Family members sang the Venezuelan national anthem and joined in prayer as the remains of former Venezuelan President Carlos Andres Perez were temporarily entombed Thursday in a U.S. crypt, while a fight continues over his permanent resting place.
A judge ordered Perez's sealed copper casket moved from a mortuary refrigeration unit to a second-floor mausoleum site to preserve the former president's dignity. But even that was the subject of a bitter battle between family members who are feuding over whether the body should go home to Venezuela or remain in the U.S.
A court-appointed curator first had to find a neutral mausoleum. Then, there was a dispute over whether any photos could be taken of the ceremony _ the ruling was "no." The decision was also made to have cemetery workers carry Perez's casket, so there would be no perceived advantage or slight to either side. Perez's hearse had a motorcycle police escort for the six-mile trip from the mortuary.
Attendance at the brief entombment was restricted to an agreed-upon list of family, friends and attorneys aligned with the two sides: Perez's estranged wife in Venezuela, Blanca Rodriguez de Perez, and his longtime companion in Miami, Cecilia Matos. News media were restricted from the ceremony, but Matos spoke with reporters afterward.
"I am happy that God gave us the privilege of the entombment," Matos said in Spanish, according to an Associated Press translation. "Now we can rest after this nightmare."
Rodriguez de Perez declined comment. Once Venezuela's first lady, she and her group arrived and departed in style in a pair of black stretch limousines. She was also about 25 minutes late, walking slowly into the mausoleum using a copper-colored metal cane.

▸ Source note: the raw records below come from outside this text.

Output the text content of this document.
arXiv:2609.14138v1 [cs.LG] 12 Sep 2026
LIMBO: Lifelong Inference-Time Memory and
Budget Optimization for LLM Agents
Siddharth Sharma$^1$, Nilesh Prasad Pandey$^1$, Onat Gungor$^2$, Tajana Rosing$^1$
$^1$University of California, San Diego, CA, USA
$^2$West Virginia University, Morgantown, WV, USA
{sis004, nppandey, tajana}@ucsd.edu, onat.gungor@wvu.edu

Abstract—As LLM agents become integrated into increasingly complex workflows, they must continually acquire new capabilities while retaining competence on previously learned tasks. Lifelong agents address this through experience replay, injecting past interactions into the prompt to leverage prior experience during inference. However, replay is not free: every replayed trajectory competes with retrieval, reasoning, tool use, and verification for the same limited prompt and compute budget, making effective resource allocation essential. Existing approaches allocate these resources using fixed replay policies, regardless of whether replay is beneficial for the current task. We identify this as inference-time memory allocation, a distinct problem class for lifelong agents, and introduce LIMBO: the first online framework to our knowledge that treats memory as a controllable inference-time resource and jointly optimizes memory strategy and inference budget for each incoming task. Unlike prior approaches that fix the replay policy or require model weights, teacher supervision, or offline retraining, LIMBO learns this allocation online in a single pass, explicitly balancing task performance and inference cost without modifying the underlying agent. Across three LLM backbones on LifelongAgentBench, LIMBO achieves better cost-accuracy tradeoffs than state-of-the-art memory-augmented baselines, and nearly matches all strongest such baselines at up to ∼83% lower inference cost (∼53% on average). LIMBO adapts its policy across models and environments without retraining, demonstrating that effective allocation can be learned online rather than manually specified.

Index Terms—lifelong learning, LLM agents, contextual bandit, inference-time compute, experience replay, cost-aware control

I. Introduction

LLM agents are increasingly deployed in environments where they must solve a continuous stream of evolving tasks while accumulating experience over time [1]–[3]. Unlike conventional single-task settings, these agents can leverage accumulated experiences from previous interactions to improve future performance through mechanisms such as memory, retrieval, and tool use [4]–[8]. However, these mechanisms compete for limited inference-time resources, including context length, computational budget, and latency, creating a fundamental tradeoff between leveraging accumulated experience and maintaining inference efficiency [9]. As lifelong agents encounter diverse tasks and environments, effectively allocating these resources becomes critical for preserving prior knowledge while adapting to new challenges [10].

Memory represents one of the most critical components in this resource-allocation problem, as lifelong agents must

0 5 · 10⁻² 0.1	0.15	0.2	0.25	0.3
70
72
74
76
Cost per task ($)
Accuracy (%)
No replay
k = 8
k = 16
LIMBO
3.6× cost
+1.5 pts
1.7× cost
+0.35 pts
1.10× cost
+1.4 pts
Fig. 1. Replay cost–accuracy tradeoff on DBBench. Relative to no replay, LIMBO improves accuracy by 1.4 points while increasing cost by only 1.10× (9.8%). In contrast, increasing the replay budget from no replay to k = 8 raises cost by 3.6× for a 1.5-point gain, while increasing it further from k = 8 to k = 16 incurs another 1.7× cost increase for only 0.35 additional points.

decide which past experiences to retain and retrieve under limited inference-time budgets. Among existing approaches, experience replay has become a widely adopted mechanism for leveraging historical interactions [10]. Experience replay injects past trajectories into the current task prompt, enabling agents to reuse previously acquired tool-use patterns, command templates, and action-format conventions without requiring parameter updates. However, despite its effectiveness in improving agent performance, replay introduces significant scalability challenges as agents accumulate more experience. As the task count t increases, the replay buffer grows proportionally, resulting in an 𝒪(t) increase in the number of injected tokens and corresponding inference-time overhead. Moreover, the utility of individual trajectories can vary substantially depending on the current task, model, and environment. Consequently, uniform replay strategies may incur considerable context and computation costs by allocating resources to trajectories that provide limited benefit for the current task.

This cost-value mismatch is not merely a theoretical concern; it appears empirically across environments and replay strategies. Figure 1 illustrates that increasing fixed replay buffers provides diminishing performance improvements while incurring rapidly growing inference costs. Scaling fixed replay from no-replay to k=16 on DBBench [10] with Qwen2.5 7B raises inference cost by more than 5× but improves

Participants at the ceremony said the Matos group sang the Venezuelan national anthem and then all family members recited the 23rd Psalm as Perez's casket was placed in the crypt. The two women who shared Perez's life and bore his children were together for the first time in many decades _ and their next confrontation is likely to be in a courtroom.
An August trial is scheduled to determine whether Rodriguez de Perez can take her husbands body back to Venezuela. Matos contends that Perez swore he would never return as long as his political foe Hugo Chavez was in power. He left no written burial instructions.

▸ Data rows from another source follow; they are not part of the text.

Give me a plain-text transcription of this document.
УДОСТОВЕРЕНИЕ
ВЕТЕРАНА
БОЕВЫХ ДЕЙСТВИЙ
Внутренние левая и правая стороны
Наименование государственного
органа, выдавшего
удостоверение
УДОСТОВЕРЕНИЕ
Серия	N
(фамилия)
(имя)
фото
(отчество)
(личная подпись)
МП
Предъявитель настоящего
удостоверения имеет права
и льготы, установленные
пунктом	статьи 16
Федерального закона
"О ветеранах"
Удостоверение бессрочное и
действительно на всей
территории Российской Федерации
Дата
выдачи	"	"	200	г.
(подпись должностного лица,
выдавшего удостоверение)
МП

A new wrinkle on that is Chavez's serious illness that has forced him to seek treatment in Cuba, clouding the nation's political situation. Testimony at earlier hearings in the Perez case claimed Chavez was trying to orchestrate the return of his opponent's remains for political purposes, but Chavez has denied that.
Despite the seemingly broad gulf between the two sides a settlement is possible before the trial, with a closed-door mediation session scheduled for next Thursday, said Matos attorney Rebecca Fischer.
Perez was Venezuelas president from 1974-79 and again from 1989-93. He died Dec. 25 in Miami at age 88.